Danny Trejo returns to his most popular role, and his leather-faced scowl and one-note delivery of monosyllabic dialogue are unwaveringly intact. His character does as the title suggests: he chops off heads and limbs, and he rips out his victims’ intestines and tosses them into various propellers for a massive splat. To avenge the death of his partner (Jessica Alba), Machete accepts a mission from the American President (Charlie Sheen, credited by his birth name Carlos Esteves) to take down the mad revolutionary Mendez (Demian Bichir) in exchange for a pardon and U.S. citizenship. After bedding his handler Miss San Antonio (Amber Heard), Machete discovers that Mendez is just a patsy for crazed arms manufacturer Luther Voz (Mel Gibson). Voz has an army of clones and futuristic gizmos in his arsenal, including a space station orbiting Earth—all as part of his plot to blow up the planet and create a new world order under his rule. Not if Machete, and his one-eyed underground Mexican Network leader Luz (Michelle Rodriguez), can help it.
Except, instead of getting after Voz, Machete contends with pointless side-characters who serve as filler and extend the runtime to the excruciatingly long 107-minute mark (then again, the movie feels long after just 20 minutes).
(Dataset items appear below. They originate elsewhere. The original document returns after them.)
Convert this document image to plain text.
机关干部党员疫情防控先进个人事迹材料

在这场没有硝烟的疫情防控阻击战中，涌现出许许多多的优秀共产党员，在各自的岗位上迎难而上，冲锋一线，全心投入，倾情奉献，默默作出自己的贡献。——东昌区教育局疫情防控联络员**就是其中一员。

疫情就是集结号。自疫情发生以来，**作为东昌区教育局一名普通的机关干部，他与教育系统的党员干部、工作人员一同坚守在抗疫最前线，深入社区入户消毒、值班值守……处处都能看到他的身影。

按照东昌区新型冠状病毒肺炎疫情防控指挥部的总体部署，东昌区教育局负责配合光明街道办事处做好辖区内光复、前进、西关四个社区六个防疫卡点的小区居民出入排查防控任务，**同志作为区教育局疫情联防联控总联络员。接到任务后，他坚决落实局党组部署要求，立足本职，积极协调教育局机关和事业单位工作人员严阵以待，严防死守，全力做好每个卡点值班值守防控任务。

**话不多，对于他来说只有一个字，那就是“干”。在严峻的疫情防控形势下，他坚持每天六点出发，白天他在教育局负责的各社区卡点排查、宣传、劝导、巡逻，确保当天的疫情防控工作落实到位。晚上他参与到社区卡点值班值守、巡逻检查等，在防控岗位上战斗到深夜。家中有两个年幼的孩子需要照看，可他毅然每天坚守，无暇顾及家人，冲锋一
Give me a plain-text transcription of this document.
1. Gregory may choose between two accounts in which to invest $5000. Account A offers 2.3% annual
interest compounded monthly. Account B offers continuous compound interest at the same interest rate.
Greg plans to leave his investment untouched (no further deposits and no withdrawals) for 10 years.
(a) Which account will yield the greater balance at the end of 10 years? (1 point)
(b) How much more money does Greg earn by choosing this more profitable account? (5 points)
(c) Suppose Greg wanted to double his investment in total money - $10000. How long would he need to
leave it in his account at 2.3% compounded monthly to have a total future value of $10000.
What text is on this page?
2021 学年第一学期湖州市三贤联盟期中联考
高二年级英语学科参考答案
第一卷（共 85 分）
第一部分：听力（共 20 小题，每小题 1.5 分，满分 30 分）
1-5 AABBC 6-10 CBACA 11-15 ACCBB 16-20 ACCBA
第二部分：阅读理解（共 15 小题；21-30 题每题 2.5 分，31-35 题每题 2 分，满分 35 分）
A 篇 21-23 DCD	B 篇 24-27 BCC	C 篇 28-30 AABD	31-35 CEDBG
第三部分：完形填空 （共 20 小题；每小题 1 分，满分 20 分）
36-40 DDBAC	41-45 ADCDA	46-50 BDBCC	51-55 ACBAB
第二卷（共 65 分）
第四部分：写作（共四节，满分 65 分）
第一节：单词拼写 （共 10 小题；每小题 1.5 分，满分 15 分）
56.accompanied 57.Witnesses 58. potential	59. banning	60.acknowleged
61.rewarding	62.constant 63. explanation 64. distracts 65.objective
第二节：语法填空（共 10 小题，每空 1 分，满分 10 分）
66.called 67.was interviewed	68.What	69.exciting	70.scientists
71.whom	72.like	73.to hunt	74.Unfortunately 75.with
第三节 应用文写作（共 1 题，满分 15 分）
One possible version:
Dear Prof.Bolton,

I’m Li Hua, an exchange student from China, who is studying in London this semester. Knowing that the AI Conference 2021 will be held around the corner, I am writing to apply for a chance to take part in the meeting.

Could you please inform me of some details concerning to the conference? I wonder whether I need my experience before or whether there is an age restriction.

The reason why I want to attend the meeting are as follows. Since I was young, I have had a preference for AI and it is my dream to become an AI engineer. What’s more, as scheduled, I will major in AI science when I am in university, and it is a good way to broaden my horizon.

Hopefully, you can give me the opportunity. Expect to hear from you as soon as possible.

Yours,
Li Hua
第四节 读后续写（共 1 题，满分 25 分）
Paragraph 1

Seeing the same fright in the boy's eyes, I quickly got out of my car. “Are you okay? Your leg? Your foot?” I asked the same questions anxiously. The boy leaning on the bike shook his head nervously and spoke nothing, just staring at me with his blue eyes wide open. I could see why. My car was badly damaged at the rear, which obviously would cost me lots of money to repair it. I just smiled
Sofia Vergara plays Desdemona, a Mexican madam with breast cannons and a crotch gun (the same one Tom Savini used in Rodriguez’s From Dusk Till Dawn) in charge of a group of vicious whores loyal to Mendez. Also after Machete is El Camaleón, a face-changing hitman (played by Walton Goggins, Cuba Gooding, Jr., Antonio Banderas, and Lady Gaga). None of these supporting roles amount to much and serve only to increase the star-studdedness of the cast. Sheen uses his presence as another eye-rolling testament to his self-satisfaction, complete with references to “winning” and his taste for prostitutes (enough already, Mr. Sheen). Gibson’s role is certifiable, but he has some fun playing a Star Wars-obsessed maniac, though not enough to make the movie endurable. Trejo is reduced to more “Machete don’t…” lines, which wore out their welcome after the first movie.
Rodriguez incorporates one or two amusing asides, including a “Put on your 3-D Glasses!” sex scene and the promise of a gloriously campy looking Machete Kills Again…In Space trailer. But Machete Kills is little more than setup for the forthcoming space adventure (and in that respect ends flatly on an Empire Strikes Back-inspired finish), which no doubt will be a better trailer than a movie. Most of the plot lines developed in this sequel are left unresolved for later exploration in the third and hopefully final chapter. Worst of all, Rodriguez has made a dull movie with none of the laughs or tonal consistency of Planet Terror. And after the dullness of Machete Kills, one has to wonder if Rodriguez’s will still have an audience for this story and character. What’s evident is that the director’s cinematic in-joke has run its course and has now entered overkill mode; it’s ceased to be fun and instead become a chore to sit through.